第11章

更新时间:2026-07-09 20:32:35  |  所属小说:四合院:开局暴打傻柱,全院惊呆

那女人……什么做不出来?轧钢厂里谁不知道,她为了拴住傻柱,整散些不清不楚的话,弄得傻柱到现在都说不上亲。

我可不想惹一身腥。”

他说得直白,因为知道眼前这人心思简单,藏不住事。

娄晓娥怔了怔,眼睛微微睁大:“真有这么……厉害?”

“你才搬来,许多事看不明白。”

徐卫健语气缓了些,像在提醒,“这院子里的水,深着呢。

往后多留个神,总没错。”

娄晓娥似懂非懂地点了点头,脑子里却空茫茫的,那些话像石子投进深潭,只漾开几圈模糊的涟漪。

她愣了一会儿,才轻声说:“我还是……不太敢信。”

“子久了,自然就清楚了。”

徐卫健不再多说,转身拿起搭在椅背上的外套,“走吧,先吃饭。”

饭菜的香气从隔壁门缝里渗出来。

娄晓娥摆好碗筷,许大茂已经坐在桌边,手里捏着个小酒盅。

见徐卫健进来,他抬了抬下巴:“坐。

今儿可得喝两盅。”

酒过三巡,许大茂的话渐渐密了,从厂里车间扯到院角闲话,脸红得像抹了猪血。

徐卫健只偶尔应两声,多半时间听着。

娄晓娥安静地盛汤、添菜,灯光照着她低垂的侧脸,柔和得像一层纱。

许大茂忽然举起杯子,舌头有点打结:“卫健,哥跟你说……那秦淮茹,你、你少沾!那是个……祸水!”
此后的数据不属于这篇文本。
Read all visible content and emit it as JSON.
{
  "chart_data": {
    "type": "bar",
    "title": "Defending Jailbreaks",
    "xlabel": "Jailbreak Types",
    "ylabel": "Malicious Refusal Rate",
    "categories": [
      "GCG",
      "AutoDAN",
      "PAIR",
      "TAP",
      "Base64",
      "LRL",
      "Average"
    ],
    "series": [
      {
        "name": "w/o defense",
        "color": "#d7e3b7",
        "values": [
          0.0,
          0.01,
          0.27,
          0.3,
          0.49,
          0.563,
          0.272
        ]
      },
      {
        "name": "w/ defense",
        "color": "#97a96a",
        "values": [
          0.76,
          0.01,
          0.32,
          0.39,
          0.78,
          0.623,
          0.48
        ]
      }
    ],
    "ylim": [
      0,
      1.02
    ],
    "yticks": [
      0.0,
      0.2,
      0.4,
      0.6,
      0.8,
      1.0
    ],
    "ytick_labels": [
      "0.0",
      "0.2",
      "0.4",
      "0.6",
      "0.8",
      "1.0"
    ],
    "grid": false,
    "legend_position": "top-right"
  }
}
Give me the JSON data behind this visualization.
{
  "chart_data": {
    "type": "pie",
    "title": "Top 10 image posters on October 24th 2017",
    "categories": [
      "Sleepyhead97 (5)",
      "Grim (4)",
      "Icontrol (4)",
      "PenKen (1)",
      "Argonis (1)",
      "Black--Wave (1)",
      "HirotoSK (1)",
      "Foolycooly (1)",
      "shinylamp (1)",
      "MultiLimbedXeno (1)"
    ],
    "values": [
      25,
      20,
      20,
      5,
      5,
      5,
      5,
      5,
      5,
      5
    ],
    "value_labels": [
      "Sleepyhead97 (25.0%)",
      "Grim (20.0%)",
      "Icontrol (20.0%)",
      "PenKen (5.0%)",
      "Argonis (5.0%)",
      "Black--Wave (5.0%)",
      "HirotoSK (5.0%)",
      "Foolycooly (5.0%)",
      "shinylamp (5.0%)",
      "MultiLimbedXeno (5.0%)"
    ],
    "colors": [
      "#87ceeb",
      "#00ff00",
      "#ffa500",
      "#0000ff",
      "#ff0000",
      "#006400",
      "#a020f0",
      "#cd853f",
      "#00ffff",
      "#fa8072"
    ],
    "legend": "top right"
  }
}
徐卫健没接话,只看着对方仰头 灌下去,喉结剧烈地滚动。

许大茂放下杯子,眼神已经散了,身子晃了晃,忽然一头栽在桌沿上,不动了。

鼾声很快响起来。

娄晓娥放下筷子,轻轻推了推丈夫的肩膀:“大茂?回屋睡吧。”

回应她的只有更沉的鼾声。

徐卫健站起身:“我帮你扶他进去。”

两人一左一右架起许大茂沉重的胳膊,挪进里屋。

床板发出吱呀一声响。

娄晓娥拉过被子,转身时对上徐卫健的目光,她匆匆别开眼,低声说:“麻烦你了。”

“没事。”

徐卫健退到门边,“碗筷我明天过来收拾。”

他带上门,把满屋的酒气和鼾声关在身后。

走廊里很暗,只有尽头窗棂透进一点稀薄的天光。

他站了片刻,听见自己屋里还没散尽的、方才搬动家具留下的灰尘气味。

娄晓娥只是轻轻颔首,没再言语。

徐卫健那番话,她其实并未真正往心里去。

像她这样出身的人,自小被家庭庇护得严实,对于底层那些晦暗的角落,她缺乏切身的体会。

徐卫健说得又含糊,她自然听不进去几分。

这情形,徐卫健心里明镜似的。

但他不急,有些事不必非得此刻摊开。

“你一个男人家,有什么地方需要我搭把手的?”

娄晓娥的声音又响起来,眼眸里漾开一点亮,“跟你娄姐不用见外,能顺手做的,一会儿就替你做了。”

她顿了顿,视线落在徐卫健脸上:“你说呢?”

即便没有许大茂的嘱咐,她也乐意帮徐卫健。

如今更有了由头,她反倒怕对方不肯开口。

徐卫健确实愣了一下。

他没料到娄晓娥会主动提这个。

需要帮忙的事当然有,可他原本没打算劳动她。

此刻听她这么说,他迟疑着开口:“这……合适么?许大哥会不会不高兴?”

“不妨事。”

娄晓娥笑了,“正是他让我来的。”

徐卫健一时语塞。

他真没想到许大茂会来这一出。

但转念一想,又觉得合乎那人的性子。

许大茂就是这样的人——自己在和傻柱的冲突里占了上风,在轧钢厂又有些分量,他想靠过来,倒也不难理解。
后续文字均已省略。